Ingenious CoR Design: Differentiating evaluation strategies for chat and reasoning reflects the actual cognitive process of human scoring.
SFT vs RL Insight: Table 3 shows that reasoning training (RL) consistently outperforms SFT, even when using the same distillation data.

Limitations & Future Work¶

The CoR classification (Chat vs Reasoning) might be oversimplified; more fine-grained task classification could be superior.
Dependency on oracle models (o3/Claude) for generating distillation data increases costs.
Current reward design only uses binary correctness (±1); more granular reward signals might yield further improvements.

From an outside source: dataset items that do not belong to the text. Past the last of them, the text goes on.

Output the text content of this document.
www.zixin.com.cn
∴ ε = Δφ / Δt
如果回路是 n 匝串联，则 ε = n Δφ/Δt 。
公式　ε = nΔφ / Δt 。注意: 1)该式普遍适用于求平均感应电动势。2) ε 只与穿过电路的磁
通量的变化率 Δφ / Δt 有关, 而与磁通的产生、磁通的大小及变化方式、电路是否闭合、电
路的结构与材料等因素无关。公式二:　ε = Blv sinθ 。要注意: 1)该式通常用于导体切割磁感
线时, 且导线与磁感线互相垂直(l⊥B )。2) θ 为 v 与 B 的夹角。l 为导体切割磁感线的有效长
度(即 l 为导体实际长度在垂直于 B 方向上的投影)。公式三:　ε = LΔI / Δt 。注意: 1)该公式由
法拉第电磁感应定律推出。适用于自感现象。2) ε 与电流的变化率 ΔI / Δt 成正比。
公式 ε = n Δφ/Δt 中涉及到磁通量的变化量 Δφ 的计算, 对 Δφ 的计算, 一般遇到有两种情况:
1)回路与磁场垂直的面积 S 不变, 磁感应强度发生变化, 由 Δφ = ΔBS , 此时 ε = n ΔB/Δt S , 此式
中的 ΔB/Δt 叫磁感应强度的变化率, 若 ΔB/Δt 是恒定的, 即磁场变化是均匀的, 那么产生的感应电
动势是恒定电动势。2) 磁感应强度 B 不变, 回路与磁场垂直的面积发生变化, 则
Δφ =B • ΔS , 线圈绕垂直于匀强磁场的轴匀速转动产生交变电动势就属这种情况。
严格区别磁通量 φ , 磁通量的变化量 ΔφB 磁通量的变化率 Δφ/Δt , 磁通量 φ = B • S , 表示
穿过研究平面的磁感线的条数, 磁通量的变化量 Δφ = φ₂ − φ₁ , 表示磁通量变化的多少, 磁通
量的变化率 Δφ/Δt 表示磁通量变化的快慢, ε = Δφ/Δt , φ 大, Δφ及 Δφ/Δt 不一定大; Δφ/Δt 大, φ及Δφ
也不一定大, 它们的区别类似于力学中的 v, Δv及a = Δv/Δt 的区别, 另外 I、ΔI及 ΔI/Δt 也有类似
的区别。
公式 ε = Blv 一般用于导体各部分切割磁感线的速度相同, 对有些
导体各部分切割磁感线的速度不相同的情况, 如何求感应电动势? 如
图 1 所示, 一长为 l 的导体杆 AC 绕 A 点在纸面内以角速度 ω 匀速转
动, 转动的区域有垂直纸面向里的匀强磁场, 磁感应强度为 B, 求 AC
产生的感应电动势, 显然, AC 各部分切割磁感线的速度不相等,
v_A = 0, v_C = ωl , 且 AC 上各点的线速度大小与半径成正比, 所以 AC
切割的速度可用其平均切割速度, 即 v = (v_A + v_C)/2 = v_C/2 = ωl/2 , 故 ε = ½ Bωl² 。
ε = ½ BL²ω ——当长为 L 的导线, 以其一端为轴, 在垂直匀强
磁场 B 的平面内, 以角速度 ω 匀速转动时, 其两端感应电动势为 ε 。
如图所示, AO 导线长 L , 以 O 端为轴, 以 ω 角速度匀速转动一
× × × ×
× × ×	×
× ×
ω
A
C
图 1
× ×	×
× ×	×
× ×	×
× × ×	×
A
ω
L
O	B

DeepSeek-GRM series is a direct competitor but is not open-sourced and relies on more data.
JudgeLRM is also a ReasRM but significantly lags in performance, highlighting the importance of the training scheme.
Insight: In RM training, "how to reason" is more important than "how much data is seen."

Rating¶

Novelty: ⭐⭐⭐⭐ Introducing reasoning into RM is a strong direction, though the distillation + RL framework is relatively standard.
Experimental Thoroughness: ⭐⭐⭐⭐⭐ Three major benchmarks, detailed ablations, scaling analysis, and case studies.
Writing Quality: ⭐⭐⭐⭐ Clear structure; the motivation example in Figure 1 is highly persuasive.
Value: ⭐⭐⭐⭐⭐ Establishes the ReasRM paradigm; open-source code and models advance the community.